Geringe Beschäftigungsquote und Armutsgefahr
Etwa ein Viertel der EU-Bürger*innen über 16 Jahren (ca. 87 Millionen Personen), vor allem ältere Menschen, leben eigenen Angaben zufolge mit einer Behinderung, so der Bericht. Da die EU-Bevölkerung altert, werden ihr Anteil und ihre Zahl wahrscheinlich zunehmen. Im Jahr 2021 hatten laut der Statistikbehörde Eurostat nur 51 % der Menschen mit Behinderungen einen Arbeitsplatz, gegenüber 75 % der Menschen ohne Behinderungen. Dem zufolge blieb die Beschäftigungslücke bei Menschen mit Behinderungen beinahe genauso groß wie 2014, als die Aufzeichnungen begonnen hatten. Menschen mit Behinderungen sind zudem stärker von Armut bedroht, wobei das Risiko für Frauen höher ist als für Männer.

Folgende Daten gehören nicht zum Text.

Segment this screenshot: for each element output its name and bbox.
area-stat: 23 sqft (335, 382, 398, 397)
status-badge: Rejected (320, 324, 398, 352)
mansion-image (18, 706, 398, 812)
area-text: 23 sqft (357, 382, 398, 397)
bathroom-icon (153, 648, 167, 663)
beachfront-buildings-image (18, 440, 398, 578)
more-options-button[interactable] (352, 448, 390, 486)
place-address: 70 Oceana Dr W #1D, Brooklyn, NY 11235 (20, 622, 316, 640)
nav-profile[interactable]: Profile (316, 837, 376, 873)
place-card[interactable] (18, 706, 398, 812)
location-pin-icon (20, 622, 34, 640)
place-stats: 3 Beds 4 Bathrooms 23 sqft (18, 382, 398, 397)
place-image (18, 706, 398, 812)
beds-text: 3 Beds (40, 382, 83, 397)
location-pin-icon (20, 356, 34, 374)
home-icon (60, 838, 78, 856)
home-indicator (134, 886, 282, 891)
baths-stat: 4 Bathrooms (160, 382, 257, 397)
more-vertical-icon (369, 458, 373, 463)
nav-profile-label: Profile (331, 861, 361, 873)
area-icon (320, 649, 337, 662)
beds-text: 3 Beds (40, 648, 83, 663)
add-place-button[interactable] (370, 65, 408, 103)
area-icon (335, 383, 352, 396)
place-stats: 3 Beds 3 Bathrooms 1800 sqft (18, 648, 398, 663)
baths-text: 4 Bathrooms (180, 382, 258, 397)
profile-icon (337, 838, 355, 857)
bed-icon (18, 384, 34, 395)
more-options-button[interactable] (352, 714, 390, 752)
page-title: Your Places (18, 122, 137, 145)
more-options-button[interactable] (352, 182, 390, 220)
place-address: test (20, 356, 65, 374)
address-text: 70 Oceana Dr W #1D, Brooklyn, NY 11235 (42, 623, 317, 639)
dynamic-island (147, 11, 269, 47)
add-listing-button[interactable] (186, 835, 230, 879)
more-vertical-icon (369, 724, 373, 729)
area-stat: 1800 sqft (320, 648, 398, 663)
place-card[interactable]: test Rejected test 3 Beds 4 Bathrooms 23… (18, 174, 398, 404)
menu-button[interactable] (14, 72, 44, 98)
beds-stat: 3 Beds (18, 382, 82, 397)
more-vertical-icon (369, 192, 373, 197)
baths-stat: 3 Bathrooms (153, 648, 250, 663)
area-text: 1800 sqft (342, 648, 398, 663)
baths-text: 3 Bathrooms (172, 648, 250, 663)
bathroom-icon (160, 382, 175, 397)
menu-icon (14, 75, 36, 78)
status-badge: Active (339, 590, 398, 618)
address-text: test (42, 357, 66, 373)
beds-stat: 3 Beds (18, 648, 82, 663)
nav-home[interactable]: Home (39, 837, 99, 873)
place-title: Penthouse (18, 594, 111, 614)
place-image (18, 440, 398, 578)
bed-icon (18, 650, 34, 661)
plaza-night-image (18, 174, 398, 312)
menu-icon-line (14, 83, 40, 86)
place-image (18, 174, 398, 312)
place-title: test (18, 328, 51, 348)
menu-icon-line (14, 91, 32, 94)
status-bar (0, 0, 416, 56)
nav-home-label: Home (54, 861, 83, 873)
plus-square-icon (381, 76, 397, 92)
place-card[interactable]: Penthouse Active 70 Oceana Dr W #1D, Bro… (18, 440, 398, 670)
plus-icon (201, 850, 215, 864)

„Die Kommission hat sich verpflichtet, Menschen mit Behinderungen dabei zu helfen, gleichberechtigt am täglichen Leben teilzunehmen, aber die Maßnahmen der EU zeigen nur wenig praktische Auswirkungen“, erklärte Stephanus Abraham „Stef“ Blok, für die Prüfung zuständiges Mitglied des Europäischen Rechnungshofs. „Menschen mit Behinderungen in der EU haben es immer noch schwer, einen Arbeitsplatz zu finden und die Armut zu bekämpfen, und auch ihre Freizügigkeit wird behindert.“
Uneinheitlicher Behindertenstatus
Die Mitgliedstaaten seien dem Report zufolge in erster Linie für die Politik der sozialen Eingliederung zuständig, würden aber sehr unterschiedliche Unterstützung und Leistungen für Menschen mit Behinderungen anbieten und auf unterschiedliche Weise entscheiden, wer förderfähig ist. Darüber hinaus würden sie den von anderen Mitgliedstaaten zuerkannten Behindertenstatus nicht anerkennen, was einer barrierefreien Freizügigkeit entgegensteht. Infolgedessen riskierten Menschen mit Behinderungen, die ein anderes EU-Land besuchen oder zum Arbeiten oder Studieren umziehen, im Vergleich zu Inländer*innen in einer ähnlichen Situation eine Ungleichebehandlung. Sie seien nicht nur mit mehr Bürokratie konfrontiert, sondern hätten möglicherweise auch nicht den gleichen Zugang zu Dienstleistungen wie ermäßigten Gebühren für Museen oder Verkehrsmittel.
Rechtliche Mängel
Die Rolle der EU bestehe darin, Unterstützung und Koordination zu bieten. In ihrer Strategie 2021-2030 habe die Kommission die meisten früheren Mängel behoben und eine Reihe von Vorzeige-Integrationsinitiativen wie den Europäischen Behindertenausweis und das Beschäftigungspaket für Menschen mit Behinderungen vorgeschlagen – beides seien Schritte in die richtige Richtung, so die Prüfer*innen. Allerdings lasse die Strategie viele wichtige Fragen ungelöst. Fortschritte in diesem Bereich würden behindert, indem die EU-Gleichbehandlungsrichtlinie nicht umgesetzt werde und die Mitgliedstaaten das europäische Gesetz zur Barrierefreiheit nur langsam in nationales Recht umsetzen würden. Auch die Verknüpfung mit der EU-Finanzierung sei nach wie vor schwach. Zudem verfolge die Kommission nicht, wie viele EU-Gelder tatsächlich in die Unterstützung von Menschen mit Behinderungen fließen, was Aufschluss darüber geben könnte, wie die EU-Finanzierung ihre Situation verbessert hat.
Mangelnde Datenlage
Die Prüfer*innen hätten erhoben, ob die EU-Institutionen bei der Beschäftigung von Menschen mit Behinderungen mit gutem Beispiel vorangehen. Aufgrund mangelnder Daten sei es jedoch nicht gelungen, zu beurteilen, ob diese Institutionen ihre ehrgeizigen Ziele erreichten, indem sie Menschen mit Behinderungen in ihre Belegschaft aufgenommen haben. Die Prüfer*innen empfehlen den EU-Institutionen, die erforderlichen Daten zu erheben und über die Fortschritte zu berichten.